La nourriture ne manquait pas, puisqu'on élevait des moutons, des porcs et des poules

Cécile Mazin - 11.06.2013

Edition - Les maisons - Jan Guillou - inventeurs - destins


Nous poursuivons la publication des extraits du livre de Jan Guillou, publié aux éditions Actes Sud, Les ingénieurs du bout du monde.

 

 

Un tel sujet de conversation aurait cependant été inconvenant et c'est pourquoi le visiteur s'enquit plutôt de ce qui faisait alors le plus défaut. La nourriture ne manquait pas, puisqu'on élevait des moutons, des porcs et des poules, ainsi que quatre vaches laitières. Ayant moins de bouches à nourrir, les deux veuves pourraient aussi utiliser le surplus de lait pour fabriquer des fromages et les vendre. Elles se déclarèrent également capables de tisser et de teindre des étoffes.

 

Si les trois orphelines avaient été plus âgées, on aurait dû avoir recours à la solution habituelle : les placer comme domestiques dans une maison de la bonne société, à Bergen. Mais, étant donné que l'aînée n'avait pas plus de neuf ans, ce n'était pas pensable.

 

Il en allait différemment pour les garçons, même s'ils n'étaient âgés que de douze, onze et dix ans. Ils pouvaient partir en apprentissage à Bergen, où l'on fabriquait, construisait et réparait tout ce qui avait trait à la mer et à la pêche.

  

Les Ingénieurs du bout du monde

JAN GUILLOU

traduit du suédois

par Philippe Bouquet

Les veuves avaient déjà envisagé cette solution. Le frère de Maren Kristine, Hans Tufte, était contremaître en second à la corderie Cambell Andersen, à Nordnes. Elle lui avait déjà écrit et, s'il avait un poids quelconque et si Dieu ne s'y opposait pas, elle aurait bientôt trois bouches de moins à nourrir. Par la suite, ses enfants lui procureraient même un petit revenu.

 

Le pasteur observait du coin de l'œil les trois garçons aux yeux rouges assis sur le banc, tête basse, qui ne disaient mot et ne trahissaient en aucune façon ce qu'ils pensaient de quitter leur foyer de Tyssebotn pour aller vivre en ville comme ouvriers. On pouvait simplement être sûr que ce n'était pas ainsi que ces pêcheurs en herbe avaient envisagé leur avenir.
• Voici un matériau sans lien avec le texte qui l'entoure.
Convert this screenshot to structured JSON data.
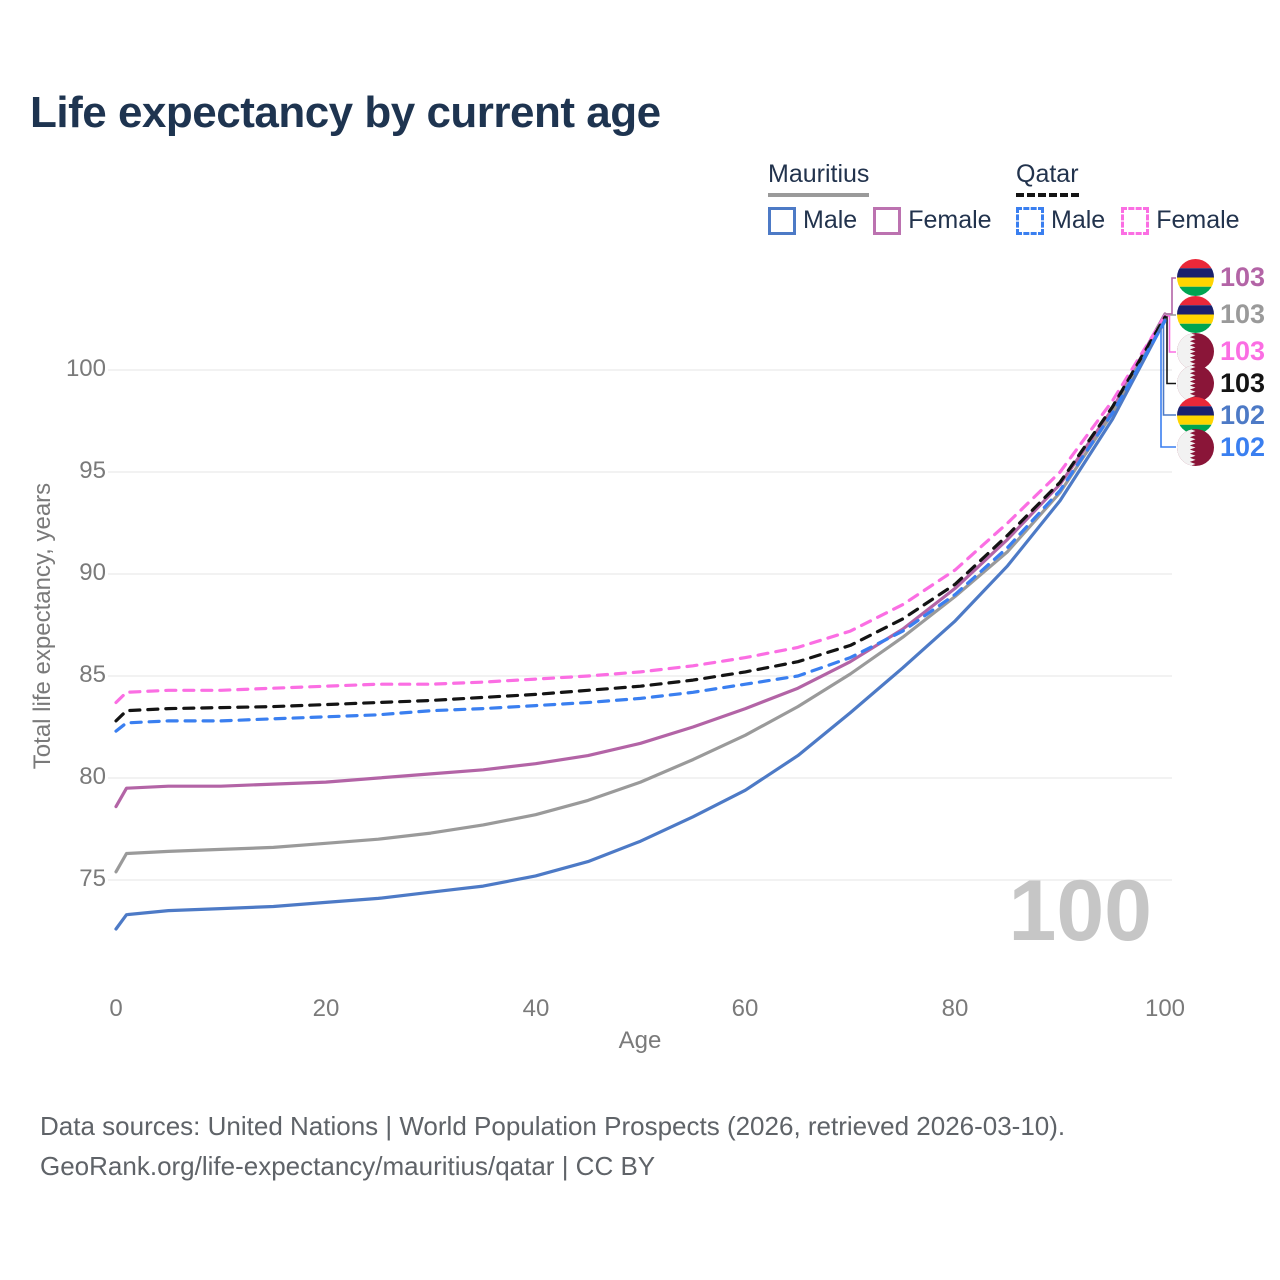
{
  "title": "Life expectancy by current age",
  "legend": {
    "groups": [
      {
        "label": "Mauritius",
        "line_style": "solid",
        "underline_color": "#9a9a9a",
        "items": [
          {
            "label": "Male",
            "color": "#4d7ac6",
            "line_style": "solid"
          },
          {
            "label": "Female",
            "color": "#bc72b0",
            "line_style": "solid"
          }
        ]
      },
      {
        "label": "Qatar",
        "line_style": "dashed",
        "underline_color": "#141414",
        "items": [
          {
            "label": "Male",
            "color": "#3a7ff0",
            "line_style": "dashed"
          },
          {
            "label": "Female",
            "color": "#fb6ee3",
            "line_style": "dashed"
          }
        ]
      }
    ]
  },
  "chart_data": {
    "type": "line",
    "title": "Life expectancy by current age",
    "xlabel": "Age",
    "ylabel": "Total life expectancy, years",
    "xlim": [
      0,
      100
    ],
    "ylim": [
      72,
      103.5
    ],
    "xticks": [
      0,
      20,
      40,
      60,
      80,
      100
    ],
    "yticks": [
      75,
      80,
      85,
      90,
      95,
      100
    ],
    "grid": "horizontal-only",
    "legend_position": "top-right",
    "x": [
      0,
      1,
      5,
      10,
      15,
      20,
      25,
      30,
      35,
      40,
      45,
      50,
      55,
      60,
      65,
      70,
      75,
      80,
      85,
      90,
      95,
      100
    ],
    "series": [
      {
        "name": "Mauritius Female",
        "country": "Mauritius",
        "sex": "Female",
        "color": "#b364a6",
        "line_style": "solid",
        "values": [
          78.6,
          79.5,
          79.6,
          79.6,
          79.7,
          79.8,
          80.0,
          80.2,
          80.4,
          80.7,
          81.1,
          81.7,
          82.5,
          83.4,
          84.4,
          85.7,
          87.3,
          89.3,
          91.7,
          94.4,
          98.1,
          102.75
        ]
      },
      {
        "name": "Mauritius",
        "country": "Mauritius",
        "sex": "Both",
        "color": "#9a9a9a",
        "line_style": "solid",
        "values": [
          75.4,
          76.3,
          76.4,
          76.5,
          76.6,
          76.8,
          77.0,
          77.3,
          77.7,
          78.2,
          78.9,
          79.8,
          80.9,
          82.1,
          83.5,
          85.1,
          86.9,
          88.9,
          91.1,
          94.0,
          97.9,
          102.7
        ]
      },
      {
        "name": "Qatar Female",
        "country": "Qatar",
        "sex": "Female",
        "color": "#fb6ee3",
        "line_style": "dashed",
        "values": [
          83.7,
          84.2,
          84.3,
          84.3,
          84.4,
          84.5,
          84.6,
          84.6,
          84.7,
          84.85,
          85.0,
          85.2,
          85.5,
          85.9,
          86.4,
          87.2,
          88.5,
          90.2,
          92.5,
          95.0,
          98.5,
          102.65
        ]
      },
      {
        "name": "Qatar",
        "country": "Qatar",
        "sex": "Both",
        "color": "#141414",
        "line_style": "dashed",
        "values": [
          82.8,
          83.3,
          83.4,
          83.45,
          83.5,
          83.6,
          83.7,
          83.8,
          83.95,
          84.1,
          84.3,
          84.5,
          84.8,
          85.2,
          85.7,
          86.5,
          87.8,
          89.5,
          91.9,
          94.5,
          98.2,
          102.6
        ]
      },
      {
        "name": "Mauritius Male",
        "country": "Mauritius",
        "sex": "Male",
        "color": "#4d7ac6",
        "line_style": "solid",
        "values": [
          72.6,
          73.3,
          73.5,
          73.6,
          73.7,
          73.9,
          74.1,
          74.4,
          74.7,
          75.2,
          75.9,
          76.9,
          78.1,
          79.4,
          81.1,
          83.2,
          85.4,
          87.7,
          90.4,
          93.6,
          97.6,
          102.45
        ]
      },
      {
        "name": "Qatar Male",
        "country": "Qatar",
        "sex": "Male",
        "color": "#3a7ff0",
        "line_style": "dashed",
        "values": [
          82.3,
          82.7,
          82.8,
          82.8,
          82.9,
          83.0,
          83.1,
          83.3,
          83.4,
          83.55,
          83.7,
          83.9,
          84.2,
          84.6,
          85.0,
          85.9,
          87.2,
          89.0,
          91.3,
          94.1,
          97.9,
          102.4
        ]
      }
    ]
  },
  "end_labels": [
    {
      "value": "103",
      "series": 0,
      "flag": "mauritius",
      "color": "#b364a6"
    },
    {
      "value": "103",
      "series": 1,
      "flag": "mauritius",
      "color": "#9a9a9a"
    },
    {
      "value": "103",
      "series": 2,
      "flag": "qatar",
      "color": "#fb6ee3"
    },
    {
      "value": "103",
      "series": 3,
      "flag": "qatar",
      "color": "#141414"
    },
    {
      "value": "102",
      "series": 4,
      "flag": "mauritius",
      "color": "#4d7ac6"
    },
    {
      "value": "102",
      "series": 5,
      "flag": "qatar",
      "color": "#3a7ff0"
    }
  ],
  "axes": {
    "x_label": "Age",
    "y_label": "Total life expectancy, years",
    "x_ticks": [
      "0",
      "20",
      "40",
      "60",
      "80",
      "100"
    ],
    "y_ticks": [
      "75",
      "80",
      "85",
      "90",
      "95",
      "100"
    ]
  },
  "watermark": "100",
  "footer": {
    "line1": "Data sources: United Nations | World Population Prospects (2026, retrieved 2026-03-10).",
    "line2": "GeoRank.org/life-expectancy/mauritius/qatar | CC BY"
  },
  "colors": {
    "title_text": "#1e3450",
    "tick_text": "#7a7a7a",
    "gridline": "#e9e9e9",
    "watermark": "#c6c6c6",
    "footer_text": "#5f6368",
    "flag_mauritius": [
      "#ea2839",
      "#1a206d",
      "#ffd500",
      "#00a551"
    ],
    "flag_qatar": [
      "#8a1538",
      "#f2f2f2"
    ]
  }
}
Mais nécessité fait loi.

 

Le pasteur n'avait donc pas grand-chose d'autre à dire. Il évoqua vaguement l'idée de contacter une société de bienfaisance, à Bergen, sans pouvoir promettre quoi que ce soit, bien entendu. C'est le cœur lourd qu'il goûta au pain frais qu'on lui offrit, n'ignorant pas qu'il aurait été encore pire de refuser que d'ôter littéralement le pain de la bouche de ces six enfants. Car les pêcheurs de l'Osterfjorden ne transigeaient pas sur certains principes.

 

En regagnant le débarcadère, afin de louer les services de quelques marins pour le ramener à Hosanger par la mer, il fut soulagé d'avoir accompli un pénible devoir, non sans avoir mauvaise conscience de ce même sentiment. Cela aurait pu être pire. Les deux femmes, elles, allaient devoir faire face à une délicate période de privations. La tradition voulait qu'elles portent le deuil, pendant au moins un an avant de pouvoir envisager de prendre un nouveau mari, plus sous la contrainte de la nécessité que pour leur satisfaction personnelle.